Au-delà de la mort, les souvenirs d'Haruo défilent comme la pellicule d'un film. De sa naissance jusqu'à sa tragique fin. Il revoit les passages les plus doux de son enfance : son premier anniversaire, ses premiers amis au jardin d'enfant, son premier vélo offert par ses grands-parents et son chemin de l'enfance à l'âge adulte, mais pas seulement, personne ne vit une vie entière sans jamais avoir souffert. Les souvenirs les plus douloureux sont souvent ceux qui réapparaissent lorsque l'on s'y attend le moins : un jour d'école difficile, tiraillé par l'envie de se déscolariser, les flammes qui engloutissent l'immeuble tout entier, les pompiers qui encerclent le bâtiment pour lutter contre l'incendie et les cris des passants affolés par la catastrophe. Un jeune homme se tient au milieu de la foule... Il ne pleure pas, ne hurle pas et ne pose pas des milliers de questions aux secours. Pas à pas, il s'avance vers la porte qui mène à l'escalier secondaire, sur le flanc Est du building. Alors que l'escalier s'effondre et que les flammes éradiquent tout ce qui se trouve sur leur passage, Haruo ouvre les yeux. Il inspecte le moindre centimètre carré de son corps, parfaitement au courant de ce qui lui est arrivé. Le métro, le crash et l'explosion.

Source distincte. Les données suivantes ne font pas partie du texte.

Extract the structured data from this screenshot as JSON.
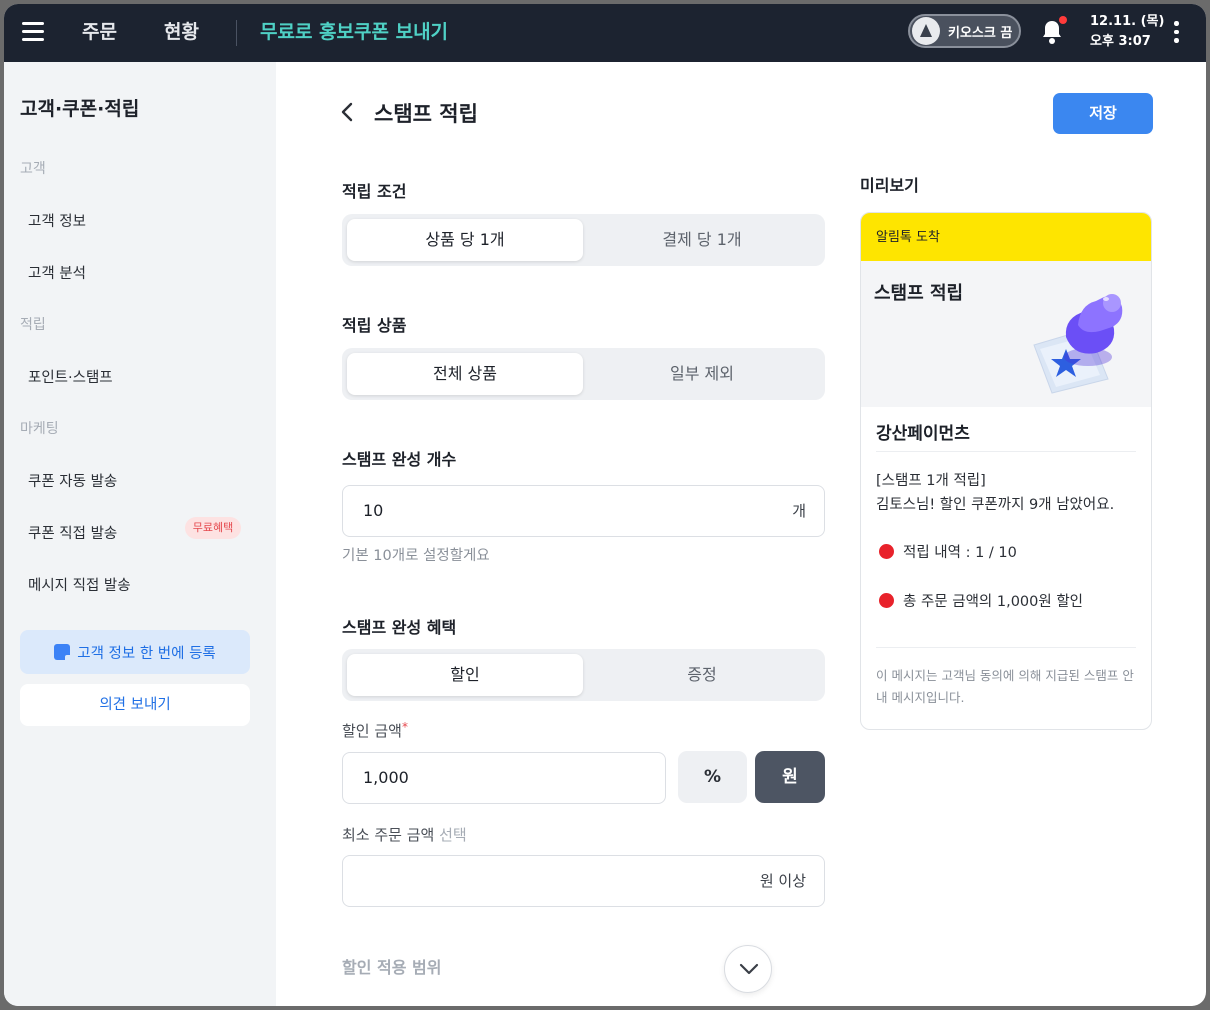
{
  "topbar": {
    "nav_order": "주문",
    "nav_status": "현황",
    "promo_link": "무료로 홍보쿠폰 보내기",
    "kiosk_toggle_label": "키오스크 끔",
    "date": "12.11. (목)",
    "time": "오후 3:07"
  },
  "sidebar": {
    "title": "고객·쿠폰·적립",
    "sections": {
      "customer": "고객",
      "points": "적립",
      "marketing": "마케팅"
    },
    "items": {
      "customer_info": "고객 정보",
      "customer_analysis": "고객 분석",
      "point_stamp": "포인트·스탬프",
      "coupon_auto": "쿠폰 자동 발송",
      "coupon_direct": "쿠폰 직접 발송",
      "message_direct": "메시지 직접 발송"
    },
    "badge_free": "무료혜택",
    "register_button": "고객 정보 한 번에 등록",
    "feedback_button": "의견 보내기"
  },
  "main": {
    "title": "스탬프 적립",
    "save_button": "저장",
    "condition": {
      "label": "적립 조건",
      "option_selected": "상품 당 1개",
      "option_other": "결제 당 1개"
    },
    "products": {
      "label": "적립 상품",
      "option_selected": "전체 상품",
      "option_other": "일부 제외"
    },
    "count": {
      "label": "스탬프 완성 개수",
      "value": "10",
      "unit": "개",
      "helper": "기본 10개로 설정할게요"
    },
    "benefit": {
      "label": "스탬프 완성 혜택",
      "option_selected": "할인",
      "option_other": "증정"
    },
    "discount": {
      "label": "할인 금액",
      "required_mark": "*",
      "value": "1,000",
      "unit_percent": "%",
      "unit_won": "원"
    },
    "min_order": {
      "label": "최소 주문 금액",
      "optional": "선택",
      "unit": "원 이상"
    },
    "scope": {
      "label": "할인 적용 범위"
    }
  },
  "preview": {
    "label": "미리보기",
    "header": "알림톡 도착",
    "hero_title": "스탬프 적립",
    "store_name": "강산페이먼츠",
    "line1": "[스탬프 1개 적립]",
    "line2": "김토스님! 할인 쿠폰까지 9개 남았어요.",
    "bullet1": "적립 내역 : 1 / 10",
    "bullet2": "총 주문 금액의 1,000원 할인",
    "footer": "이 메시지는 고객님 동의에 의해 지급된 스탬프 안내 메시지입니다."
  },
  "colors": {
    "topbar_bg": "#1c2330",
    "promo_link": "#4fd1c5",
    "primary_button": "#3b87f0",
    "kakao_yellow": "#fee500",
    "unit_selected": "#4d5563",
    "stamp_purple": "#6b4ff6"
  }
}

Haruo, désorienté : Je suis... Mort ?

Son regard se pose sur le décor autour de lui : un lieu sans vie aussi obscur qu'une nuit sans lune, où tout est à l'envers de l'endroit et pourtant géométriquement parfait sans même avoir de relief. Le sol est à la fois transparent et opaque, mou et dur. Rien ne fait de sens et pourtant tout est parfaitement en ordre. Dans ce qui semble être le ciel se dessine un immense cercle de lumière blanche, aussi voire plus grand que le soleil. Haruo marche vers le cercle de lumière, incapable de différencier le Nord du Sud.

Haruo : C'est peut-être ça... Être en Enfer...

Sur le chemin, Haruo trouve une plume. Elle est de couleur noire mais est entourée d'un faible halo de lumière qui la rend visible dans ce capharnaüm sans fin - et sans début. Dans ses mains, la plume se désagrège en une fraction de seconde, laissant derrière elle une trainée de poussière qui va au grès du vent. Après vérification, Haruo se rend compte qu'il n'y a absolument aucun vent dans cet endroit.

Haruo, inquiet : Où est-ce que j'ai atterri ?

Voix ? : A la frontière du réel et de l'irréel. Là où vie, mort, humains et dieux n'ont plus de sens.

Haruo fait volte-face. La voix provient d'un être tapis dans l'ombre - c'est à la fois la voix d'un vieil homme empreint de sagesse, d'un enfant insouciant et d'une femme chaleureuse. Il ne distingue qu'une silhouette au-delà des ténèbres, rien qui ne soit humain ou animal.

Voix ? : Le temps, l'espace, la vue et la réalité ont leurs tours et détours que seul un rêveur peut percer à jour... Et tu es un de ces rêveurs, Haruo Arisato.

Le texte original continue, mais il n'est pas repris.